Novak hatte 2023 anlässlich des Besuchs von Papst Franziskus einige Menschen begnadigt - auch den früheren Vizedirektor eines staatlichen Kinderheims. Dies hatte das investigative Nachrichtenportal 444 öffentlich gemacht. Der Mann war 2018 als Mittäter zu mehr als drei Jahren Haft verurteilt worden, weil er beim Vertuschen des vom Direktor der Einrichtung begangenen Missbrauchs geholfen habe. Dem Gerichtsurteil zufolge hatte er Kinder dazu gezwungen, ihre Zeugenaussagen als Missbrauchsopfer gegen den Heimleiter zu widerrufen, um seinen Chef zu entlasten. Über Jahre hinweg hatte er von der sexualisierten Gewalt gegen Kinder gewusst. Der Heimleiter wurde zu acht Jahren Gefängnis verurteilt.

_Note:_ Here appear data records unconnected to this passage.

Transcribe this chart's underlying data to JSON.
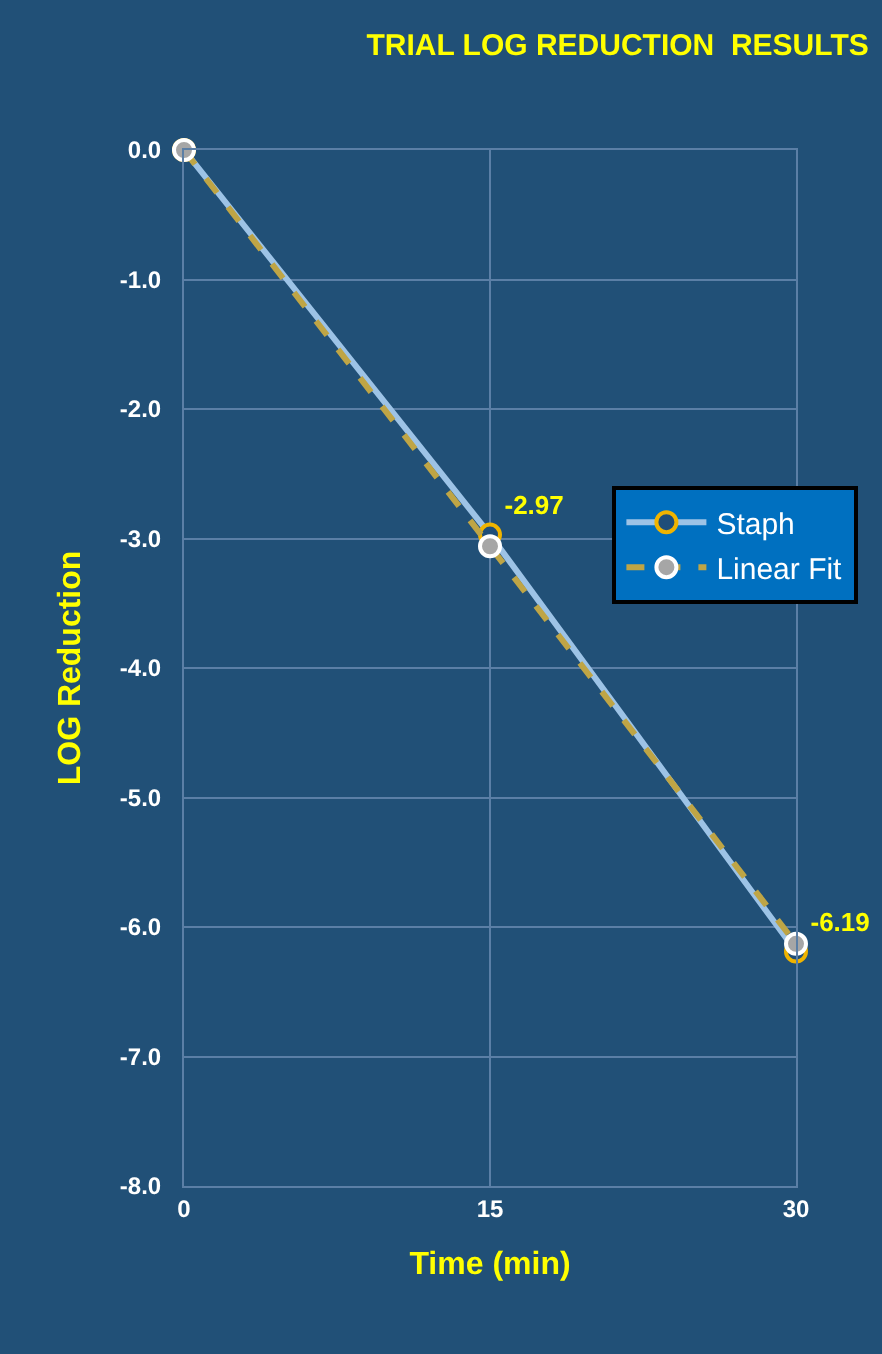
{
  "chart_data": {
    "type": "line",
    "title": "TRIAL LOG REDUCTION  RESULTS",
    "xlabel": "Time (min)",
    "ylabel": "LOG Reduction",
    "x": [
      0,
      15,
      30
    ],
    "series": [
      {
        "name": "Staph",
        "color": "#9dc3e6",
        "values": [
          0,
          -2.97,
          -6.19
        ],
        "value_labels": [
          null,
          "-2.97",
          "-6.19"
        ],
        "line_style": "solid"
      },
      {
        "name": "Linear Fit",
        "color": "#bfa545",
        "values": [
          0,
          -3.06,
          -6.13
        ],
        "line_style": "dashed"
      }
    ],
    "xlim": [
      0,
      30
    ],
    "xticks": [
      0,
      15,
      30
    ],
    "ylim": [
      -8,
      0
    ],
    "yticks": [
      {
        "value": 0,
        "label": "0.0"
      },
      {
        "value": -1,
        "label": "-1.0"
      },
      {
        "value": -2,
        "label": "-2.0"
      },
      {
        "value": -3,
        "label": "-3.0"
      },
      {
        "value": -4,
        "label": "-4.0"
      },
      {
        "value": -5,
        "label": "-5.0"
      },
      {
        "value": -6,
        "label": "-6.0"
      },
      {
        "value": -7,
        "label": "-7.0"
      },
      {
        "value": -8,
        "label": "-8.0"
      }
    ],
    "grid": true,
    "legend": "right",
    "marker": "circle"
  }
}
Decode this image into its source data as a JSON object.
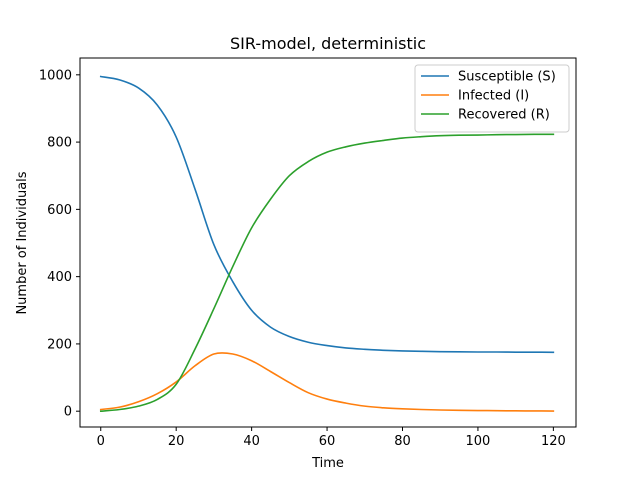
{
  "chart_data": {
    "type": "line",
    "title": "SIR-model, deterministic",
    "xlabel": "Time",
    "ylabel": "Number of Individuals",
    "xlim": [
      -5.5,
      126
    ],
    "ylim": [
      -47,
      1050
    ],
    "x_ticks": [
      0,
      20,
      40,
      60,
      80,
      100,
      120
    ],
    "x_tick_labels": [
      "0",
      "20",
      "40",
      "60",
      "80",
      "100",
      "120"
    ],
    "y_ticks": [
      0,
      200,
      400,
      600,
      800,
      1000
    ],
    "y_tick_labels": [
      "0",
      "200",
      "400",
      "600",
      "800",
      "1000"
    ],
    "grid": false,
    "legend_position": "top-right",
    "x": [
      0,
      5,
      10,
      15,
      20,
      25,
      30,
      35,
      40,
      45,
      50,
      55,
      60,
      65,
      70,
      75,
      80,
      85,
      90,
      95,
      100,
      105,
      110,
      115,
      120
    ],
    "series": [
      {
        "name": "Susceptible (S)",
        "color": "#1f77b4",
        "values": [
          995,
          985,
          961,
          910,
          815,
          660,
          495,
          385,
          300,
          250,
          222,
          205,
          195,
          188,
          184,
          181,
          179,
          178,
          177,
          176.5,
          176,
          176,
          175.5,
          175.5,
          175
        ]
      },
      {
        "name": "Infected (I)",
        "color": "#ff7f0e",
        "values": [
          5,
          12,
          28,
          52,
          87,
          135,
          170,
          170,
          150,
          118,
          85,
          55,
          36,
          24,
          15,
          10,
          7,
          5,
          3.5,
          2.5,
          2,
          1.5,
          1,
          0.8,
          0.5
        ]
      },
      {
        "name": "Recovered (R)",
        "color": "#2ca02c",
        "values": [
          0,
          5,
          15,
          35,
          80,
          185,
          305,
          430,
          545,
          630,
          700,
          742,
          770,
          786,
          797,
          805,
          812,
          816,
          819,
          820.5,
          821,
          822,
          822.5,
          823,
          823
        ]
      }
    ]
  }
}
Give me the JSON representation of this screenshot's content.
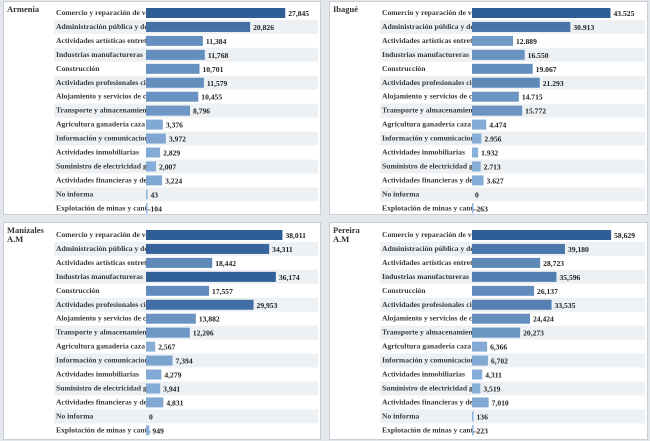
{
  "colors": {
    "bar_dark": "#2f5d96",
    "bar_light": "#8db4dc",
    "bar_mid": "#5e8fc3"
  },
  "categories": [
    "Comercio y reparación de ve..",
    "Administración pública y de..",
    "Actividades artísticas entrete..",
    "Industrias manufactureras",
    "Construcción",
    "Actividades profesionales cie..",
    "Alojamiento y servicios de co..",
    "Transporte y almacenamiento",
    "Agricultura ganadería caza s..",
    "Información y comunicacion..",
    "Actividades inmobiliarias",
    "Suministro de electricidad g..",
    "Actividades financieras y de ..",
    "No informa",
    "Explotación de minas y cant.."
  ],
  "chart_data": [
    {
      "type": "bar",
      "title": "Armenia",
      "orientation": "horizontal",
      "values": [
        27845,
        20826,
        11384,
        11768,
        10701,
        11579,
        10455,
        8796,
        3376,
        3972,
        2829,
        2007,
        3224,
        43,
        104
      ],
      "labels": [
        "27,845",
        "20,826",
        "11,384",
        "11,768",
        "10,701",
        "11,579",
        "10,455",
        "8,796",
        "3,376",
        "3,972",
        "2,829",
        "2,007",
        "3,224",
        "43",
        "104"
      ]
    },
    {
      "type": "bar",
      "title": "Ibagué",
      "orientation": "horizontal",
      "values": [
        43525,
        30913,
        12889,
        16550,
        19067,
        21293,
        14715,
        15772,
        4474,
        2956,
        1932,
        2713,
        3627,
        0,
        263
      ],
      "labels": [
        "43.525",
        "30.913",
        "12.889",
        "16.550",
        "19.067",
        "21.293",
        "14.715",
        "15.772",
        "4.474",
        "2.956",
        "1.932",
        "2.713",
        "3.627",
        "0",
        "263"
      ]
    },
    {
      "type": "bar",
      "title": "Manizales A.M",
      "orientation": "horizontal",
      "values": [
        38011,
        34311,
        18442,
        36174,
        17557,
        29953,
        13882,
        12206,
        2567,
        7394,
        4279,
        3941,
        4831,
        0,
        949
      ],
      "labels": [
        "38,011",
        "34,311",
        "18,442",
        "36,174",
        "17,557",
        "29,953",
        "13,882",
        "12,206",
        "2,567",
        "7,394",
        "4,279",
        "3,941",
        "4,831",
        "0",
        "949"
      ]
    },
    {
      "type": "bar",
      "title": "Pereira A.M",
      "orientation": "horizontal",
      "values": [
        58629,
        39180,
        28723,
        35596,
        26137,
        33535,
        24424,
        20273,
        6366,
        6702,
        4311,
        3519,
        7010,
        136,
        223
      ],
      "labels": [
        "58,629",
        "39,180",
        "28,723",
        "35,596",
        "26,137",
        "33,535",
        "24,424",
        "20,273",
        "6,366",
        "6,702",
        "4,311",
        "3,519",
        "7,010",
        "136",
        "223"
      ]
    }
  ]
}
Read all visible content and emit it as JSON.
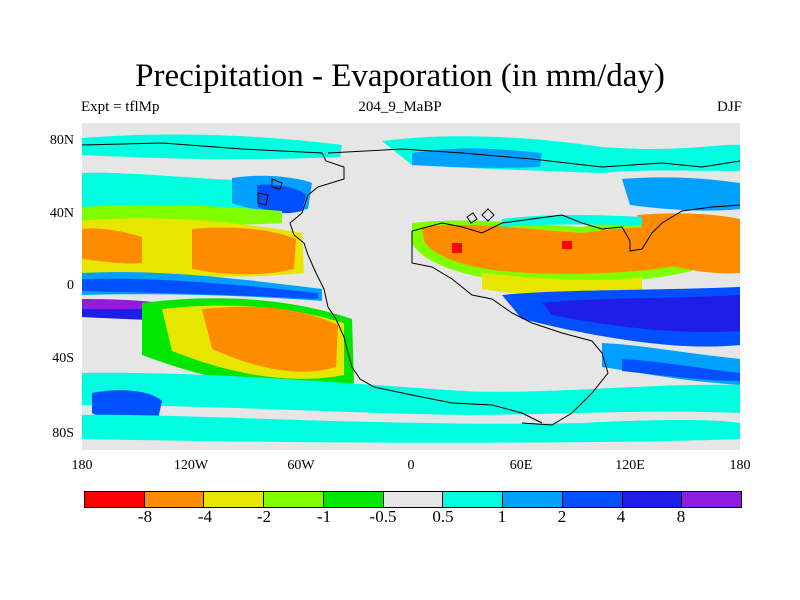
{
  "title": "Precipitation - Evaporation (in mm/day)",
  "subtitle_left": "Expt = tflMp",
  "subtitle_center": "204_9_MaBP",
  "subtitle_right": "DJF",
  "y_labels": [
    "80N",
    "40N",
    "0",
    "40S",
    "80S"
  ],
  "x_labels": [
    "180",
    "120W",
    "60W",
    "0",
    "60E",
    "120E",
    "180"
  ],
  "colorbar": {
    "colors": [
      "#ff0000",
      "#ff8c00",
      "#e6e600",
      "#7fff00",
      "#00e600",
      "#e6e6e6",
      "#00ffe0",
      "#00a0ff",
      "#0050ff",
      "#1e1ee6",
      "#8c1edc"
    ],
    "labels": [
      "-8",
      "-4",
      "-2",
      "-1",
      "-0.5",
      "0.5",
      "1",
      "2",
      "4",
      "8"
    ]
  }
}
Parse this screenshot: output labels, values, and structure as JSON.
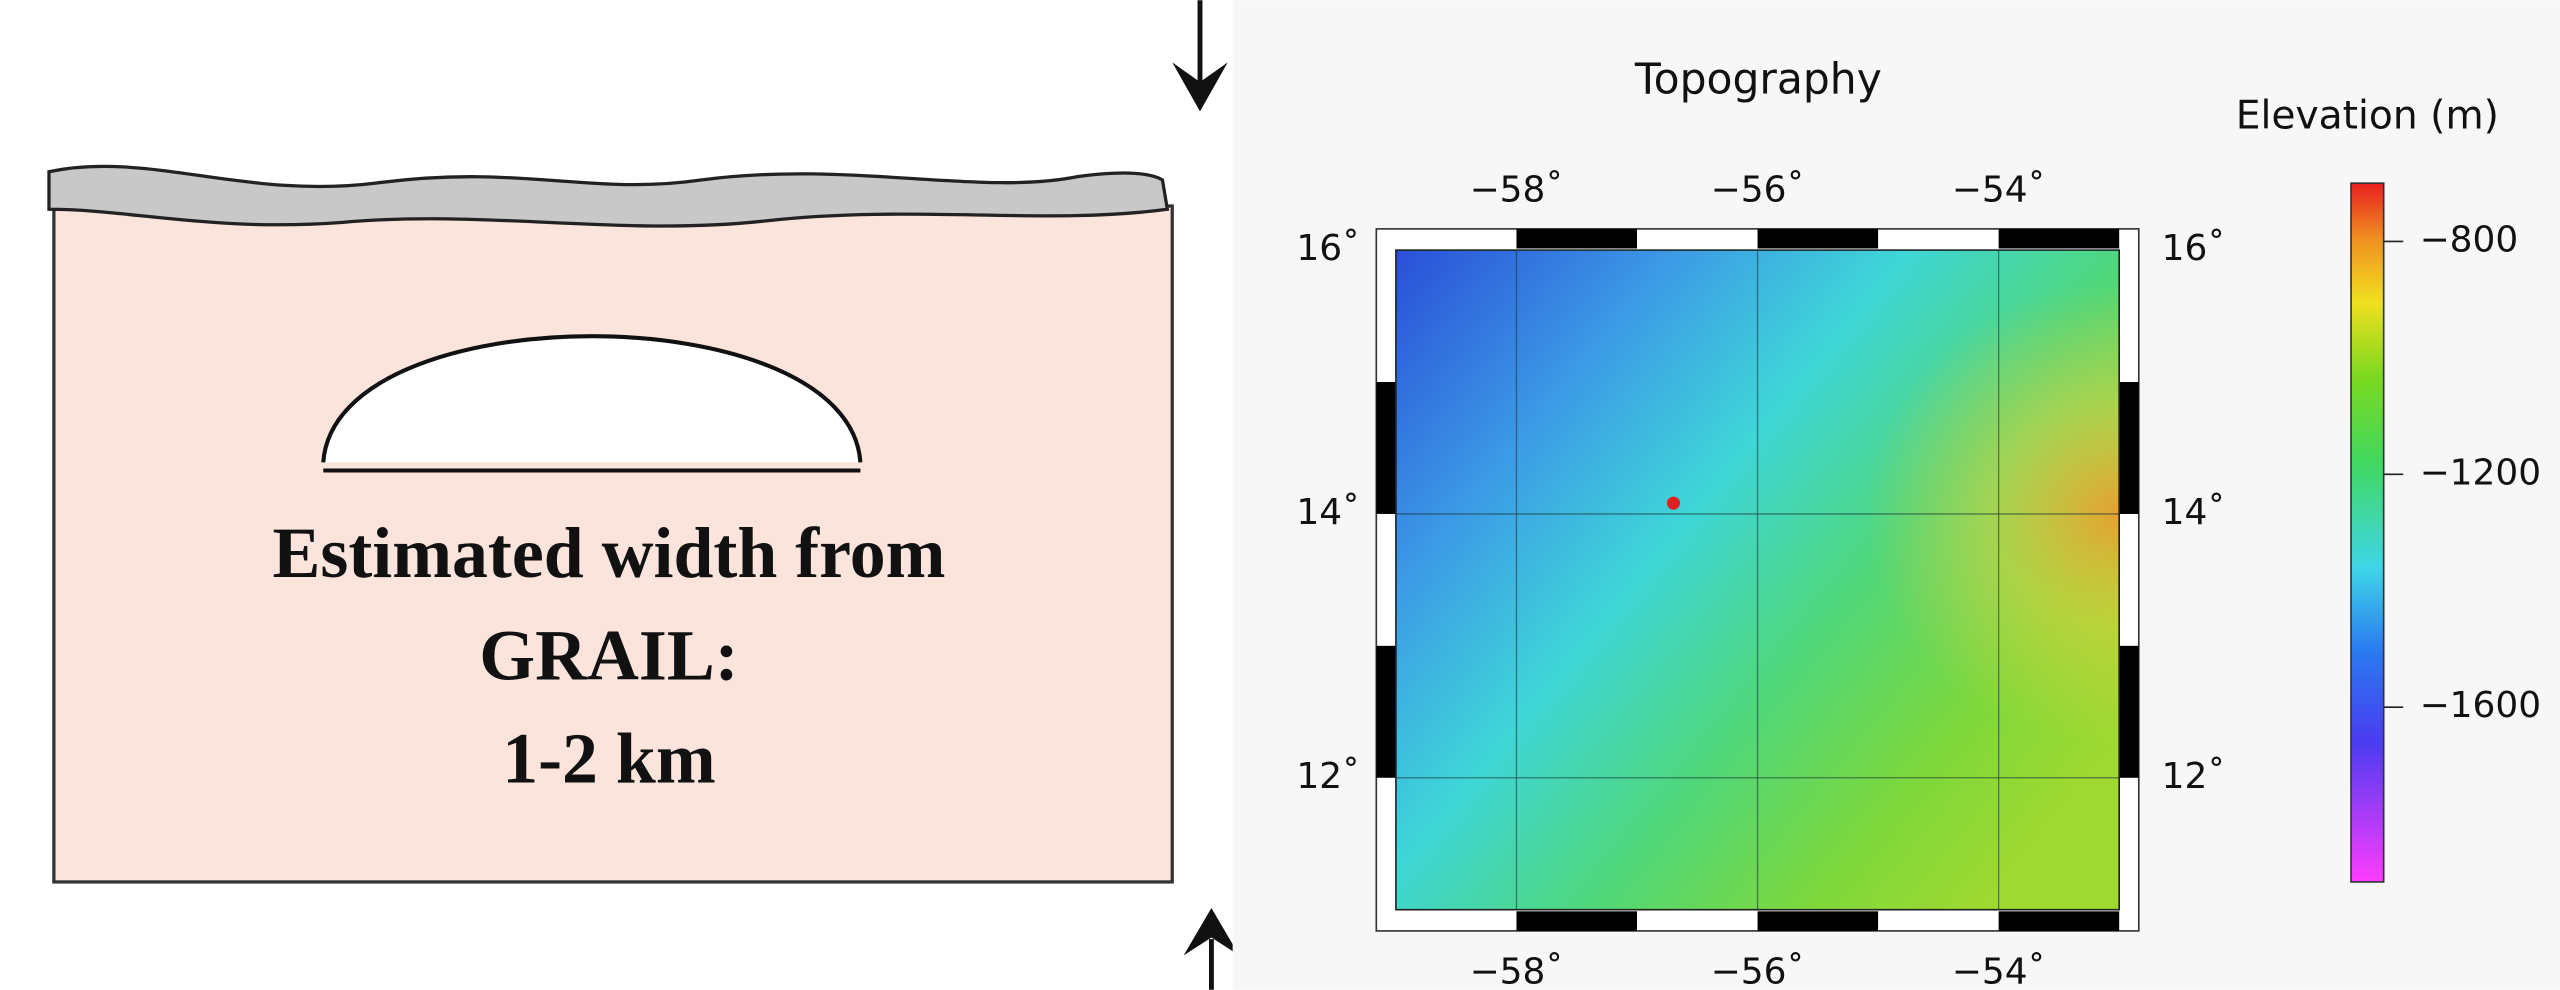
{
  "left_panel": {
    "text_lines": [
      "Estimated width from",
      "GRAIL:",
      "1-2 km"
    ]
  },
  "map": {
    "title": "Topography",
    "xlim": [
      -59,
      -53
    ],
    "ylim": [
      11,
      16
    ],
    "xticks": [
      {
        "value": -58,
        "label": "−58˚"
      },
      {
        "value": -56,
        "label": "−56˚"
      },
      {
        "value": -54,
        "label": "−54˚"
      }
    ],
    "yticks": [
      {
        "value": 16,
        "label": "16˚"
      },
      {
        "value": 14,
        "label": "14˚"
      },
      {
        "value": 12,
        "label": "12˚"
      }
    ]
  },
  "colorbar": {
    "label": "Elevation (m)",
    "lim": [
      -1900,
      -700
    ],
    "ticks": [
      {
        "value": -800,
        "label": "−800"
      },
      {
        "value": -1200,
        "label": "−1200"
      },
      {
        "value": -1600,
        "label": "−1600"
      }
    ]
  }
}
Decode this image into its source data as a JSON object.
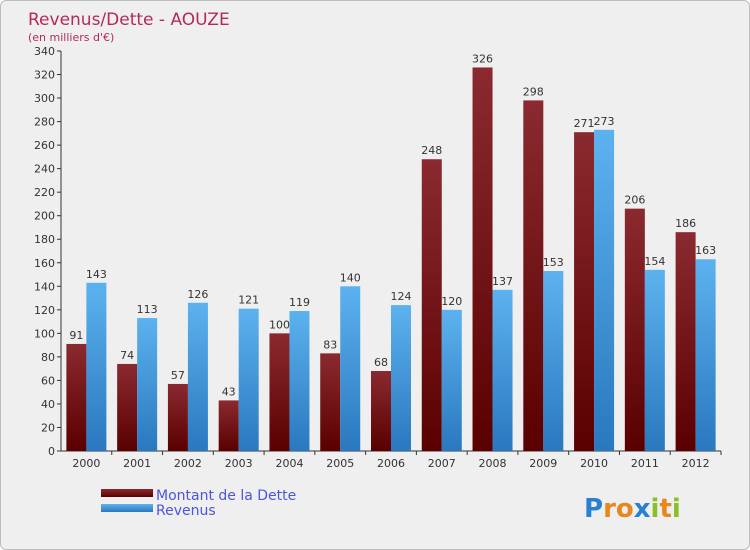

Dem Rücktritt waren massive Proteste vorausgegangen.
Orban distanzierte sich von einstiger Mitstreiterin
In Ungarn spielen Staatschefs politisch eine untergeordnete Rolle. Sie werden vom Parlament gewählt, in der Regel auf Vorschlag der stärksten Partei. Die Besetzung dieses Amts mit Novak, bis dahin einflussreiche Politikerin in Orbans Partei Fidesz, hatte Premier Viktor Orban vorgeschlagen.
Mit der Begnadigung war Novak auch der Politik Orban zuwidergelaufen, der öffentlich den Schutz von Kindern fordert. Der rechtspopulistische Ministerpräsident hatte sich zuletzt öffentlich von seiner früheren politischen Mitstreiterin Novak distanziert. Er brachte den Vorschlag für eine Verfassungsänderung ins Parlament ein, der zufolge Straftäter, deren Opfer Kinder sind, niemals begnadigt werden dürfen.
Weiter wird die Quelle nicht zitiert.